My earliest spiritual experiences have been, not surprisingly, in the cricket field, for that was the only thing I did with devotion in the first twenty years of my life.
I would recall them like this: I am standing in the slip cordon. The focus is on the bowler as he runs up, the ball leaves his hand and I have no thoughts as my mind is fully focussed on the ball curving in the air or off the pitch, the ball takes a faint edge and flies towards me; at this moment it is as if there is perfect absence of mind or a separate self, as if I am just part of the scene - there is no me , no batsman , no bowler, no sense of time, no anything —just the pure consciousness of being part of the scene unfolding in a split second.

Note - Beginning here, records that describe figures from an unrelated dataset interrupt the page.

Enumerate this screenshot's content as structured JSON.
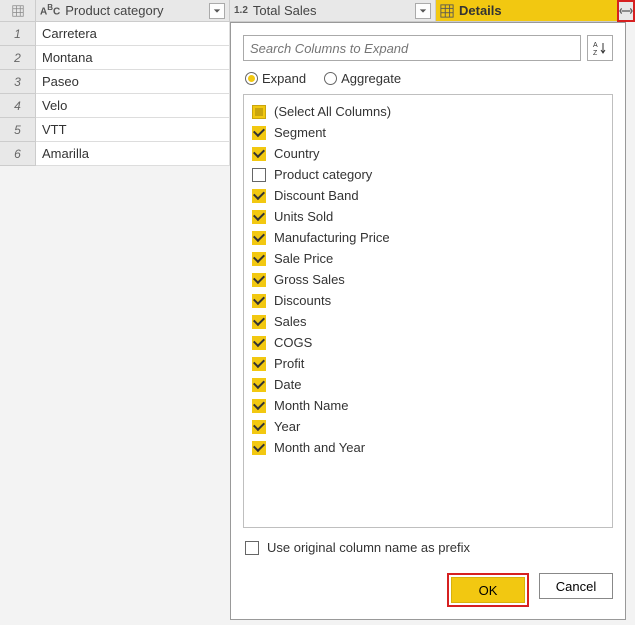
{
  "colors": {
    "accent": "#f2c811",
    "highlight_border": "#d62020",
    "header_bg": "#e8e8e8",
    "cell_bg": "#ffffff",
    "page_bg": "#f3f3f3",
    "border": "#cccccc",
    "text": "#333333"
  },
  "columns": {
    "col1": {
      "label": "Product category",
      "type_prefix": "A",
      "type_sup": "B",
      "type_suffix": "C"
    },
    "col2": {
      "label": "Total Sales",
      "type_label": "1.2"
    },
    "col3": {
      "label": "Details"
    }
  },
  "rows": [
    {
      "num": "1",
      "product": "Carretera"
    },
    {
      "num": "2",
      "product": "Montana"
    },
    {
      "num": "3",
      "product": "Paseo"
    },
    {
      "num": "4",
      "product": "Velo"
    },
    {
      "num": "5",
      "product": "VTT"
    },
    {
      "num": "6",
      "product": "Amarilla"
    }
  ],
  "popup": {
    "search_placeholder": "Search Columns to Expand",
    "sort_label": "A↓Z↓",
    "radio": {
      "expand": "Expand",
      "aggregate": "Aggregate",
      "selected": "expand"
    },
    "select_all": "(Select All Columns)",
    "columns": [
      {
        "label": "Segment",
        "checked": true
      },
      {
        "label": "Country",
        "checked": true
      },
      {
        "label": "Product category",
        "checked": false
      },
      {
        "label": "Discount Band",
        "checked": true
      },
      {
        "label": "Units Sold",
        "checked": true
      },
      {
        "label": "Manufacturing Price",
        "checked": true
      },
      {
        "label": "Sale Price",
        "checked": true
      },
      {
        "label": "Gross Sales",
        "checked": true
      },
      {
        "label": "Discounts",
        "checked": true
      },
      {
        "label": "Sales",
        "checked": true
      },
      {
        "label": "COGS",
        "checked": true
      },
      {
        "label": "Profit",
        "checked": true
      },
      {
        "label": "Date",
        "checked": true
      },
      {
        "label": "Month Name",
        "checked": true
      },
      {
        "label": "Year",
        "checked": true
      },
      {
        "label": "Month and Year",
        "checked": true
      }
    ],
    "prefix_label": "Use original column name as prefix",
    "prefix_checked": false,
    "ok_label": "OK",
    "cancel_label": "Cancel"
  }
}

It is awareness without any subject and object relationship -awareness being aware of itself without a separate ‘I’ to witness. It is concisousness expereincing itself.
The ball some how lodges in the hand - If the focus is on the effort , the ball would have somehow eluded the grasp and split on the ground-
and in a split of the second the state of bliss is broken.
Thereafter there is triumphalism and the ‘I’ returns and the bliss is broken — just an elation getting the batsman out and earning the praise of my team, which is nothing but an object of the mind - of the 'I'.
This experience as an adolescent in the cricket field, though it has happened time and again made me love cricket , I can say in retrospect. If I reflect on it, these moments of being without thoughts - that make up my ‘I’ - has given me more peace and happiness than the many experience of objects, problem solving, sensations of the body, relationships have given.